Earlier we mounted the partitions under
/mnt. In this step we will unmount them:
# umount -R /mnt
Now reboot and then login into the new system with the root account.
Add any user accounts you require besides root, as described in User management. It is not good practice to use the root account for regular use, or expose it via SSH on a server. The root account should only be used for administrative tasks.
Arch Linux uses systemd as init, which is a system and service manager for Linux. For maintaining your Arch Linux installation, it is a good idea to learn the basics about it. Interaction with systemd is done through the
systemctl command. Read systemd#Basic systemctl usage for more information.
ALSA is included with the kernel and it is recommended. If it does not work, OSS is a viable alternative. If you have advanced audio requirements, take a look at Sound system for an overview of various articles.
The X Window System (commonly X11, or X) is a networking and display protocol which provides windowing on bitmap displays.

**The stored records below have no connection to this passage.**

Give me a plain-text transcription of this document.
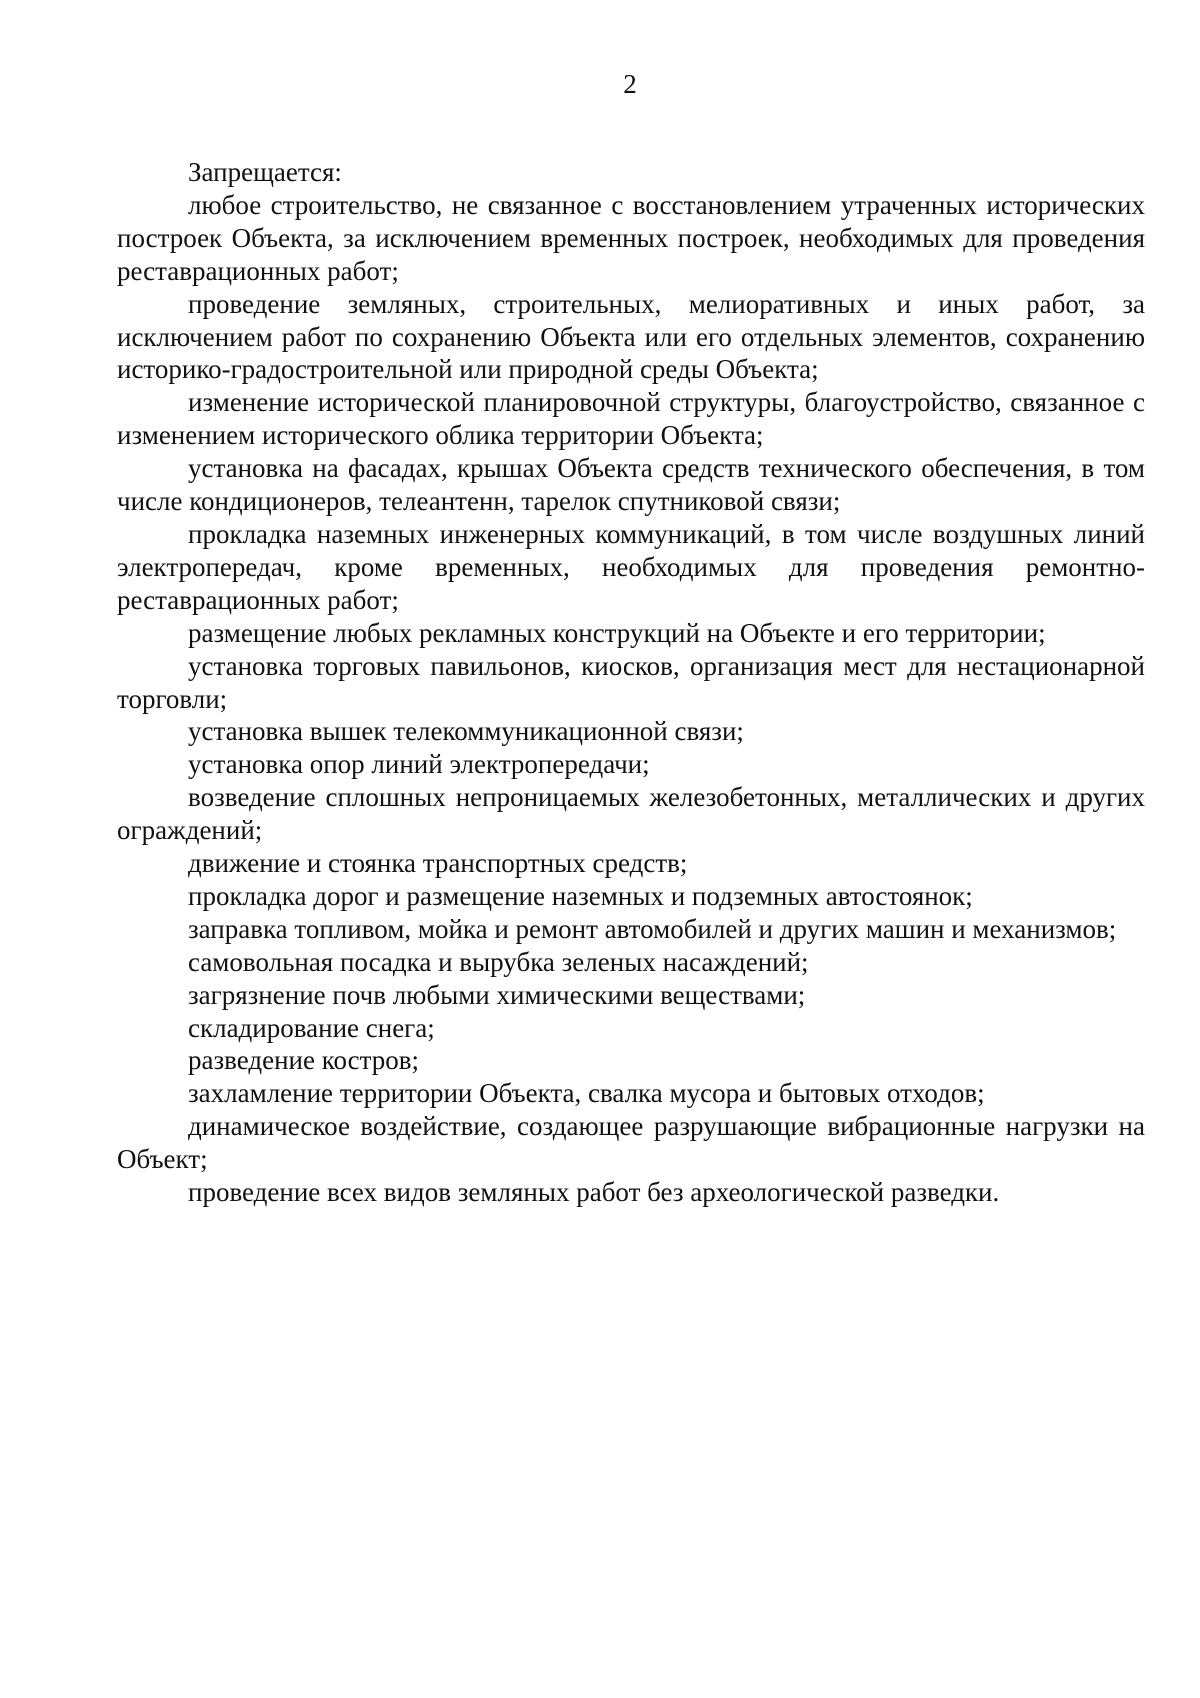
2

Запрещается:

любое строительство, не связанное с восстановлением утраченных исторических построек Объекта, за исключением временных построек, необходимых для проведения реставрационных работ;

проведение земляных, строительных, мелиоративных и иных работ, за исключением работ по сохранению Объекта или его отдельных элементов, сохранению историко-градостроительной или природной среды Объекта;

изменение исторической планировочной структуры, благоустройство, связанное с изменением исторического облика территории Объекта;

установка на фасадах, крышах Объекта средств технического обеспечения, в том числе кондиционеров, телеантенн, тарелок спутниковой связи;

прокладка наземных инженерных коммуникаций, в том числе воздушных линий электропередач, кроме временных, необходимых для проведения ремонтно-реставрационных работ;

размещение любых рекламных конструкций на Объекте и его территории;

установка торговых павильонов, киосков, организация мест для нестационарной торговли;

установка вышек телекоммуникационной связи;

установка опор линий электропередачи;

возведение сплошных непроницаемых железобетонных, металлических и других ограждений;

движение и стоянка транспортных средств;

прокладка дорог и размещение наземных и подземных автостоянок;

заправка топливом, мойка и ремонт автомобилей и других машин и механизмов;

самовольная посадка и вырубка зеленых насаждений;

загрязнение почв любыми химическими веществами;

складирование снега;

разведение костров;

захламление территории Объекта, свалка мусора и бытовых отходов;

динамическое воздействие, создающее разрушающие вибрационные нагрузки на Объект;

проведение всех видов земляных работ без археологической разведки.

It is the de-facto standard for implementating graphical user interfaces. See the Xorg article for details.
Wayland is a new display server protocol and the Weston reference implementation is available. There is very little support for it from applications at this early stage of development.
You may wish to install a set of TrueType fonts, as only unscalable bitmap fonts are included by default. DejaVu is a set of high quality, general-purpose fonts with good Unicode coverage:
# pacman -S ttf-dejavu
For a list of applications that may be of interest, see List of Applications.
See General Recommendations for post-installation tutorials like setting up a touchpad or font rendering.